For one, everyone must be tracking their finances and keeping track of everything. This means tracking the in, the out, what spending is necessary versus avoidable, and much more. Track every detail of your spending and research it at the end of the month to understand where you stand with things.
Secondly, I would schedule a ‘spending period’ in your life that gives you something to look forward to, allows you to spend on things that are important to you, and also eliminates unnecessary spending. Every two months, give yourself an allowance to spend (perhaps $250 to $500). Leading up to it, do your research on what to purchase and get excited about it. You’re still spending, but you’re doing it right. — Donny Gamble, Founder, Retirement Investments
Give your Money a Job so it has a Purpose!
As a Certified Financial Planner who has been working in the industry for almost 12 years, one thing I’ve noticed is that people are unable to stay committed when it comes to managing their finances.
This is why I always recommend to my community, “Give Your Money a Job.” Just as businesses have different departments and employees within their organization, such as Operations, Marketing, Sales, and Customer Service, we should also give our money a job in a similar structure.

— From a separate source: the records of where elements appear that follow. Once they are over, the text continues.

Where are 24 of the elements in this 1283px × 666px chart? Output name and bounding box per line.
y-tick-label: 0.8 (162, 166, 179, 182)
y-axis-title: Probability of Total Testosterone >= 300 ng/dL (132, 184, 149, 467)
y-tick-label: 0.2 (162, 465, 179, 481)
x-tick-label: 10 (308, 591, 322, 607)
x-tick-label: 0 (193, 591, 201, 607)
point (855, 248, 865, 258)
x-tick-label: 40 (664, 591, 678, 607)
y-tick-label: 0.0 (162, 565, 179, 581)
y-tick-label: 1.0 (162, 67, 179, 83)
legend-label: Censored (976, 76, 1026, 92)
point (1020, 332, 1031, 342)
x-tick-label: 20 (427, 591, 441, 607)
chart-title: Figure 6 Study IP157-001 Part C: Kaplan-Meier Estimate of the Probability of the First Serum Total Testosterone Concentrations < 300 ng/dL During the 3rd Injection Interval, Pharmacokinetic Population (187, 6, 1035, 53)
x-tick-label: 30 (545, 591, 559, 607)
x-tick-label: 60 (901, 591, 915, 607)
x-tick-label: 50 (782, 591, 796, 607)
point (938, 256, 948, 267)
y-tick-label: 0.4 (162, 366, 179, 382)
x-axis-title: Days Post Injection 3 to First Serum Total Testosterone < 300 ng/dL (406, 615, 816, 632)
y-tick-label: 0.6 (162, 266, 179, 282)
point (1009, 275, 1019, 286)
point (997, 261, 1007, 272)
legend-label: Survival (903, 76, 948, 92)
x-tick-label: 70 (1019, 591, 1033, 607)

For example, an Operating Account to pay our consistent bills; an Emergency Savings for any unplanned or unexpected expenses; a Planned Savings for any annual, semi-annual, or one-time planned expense; a Slush Fund Savings for any travel, splurge, or major purchase expenses; and then investment accounts according to our “time horizon.” Once we can clearly give our money a job, it has a purpose and we know exactly what the money is for.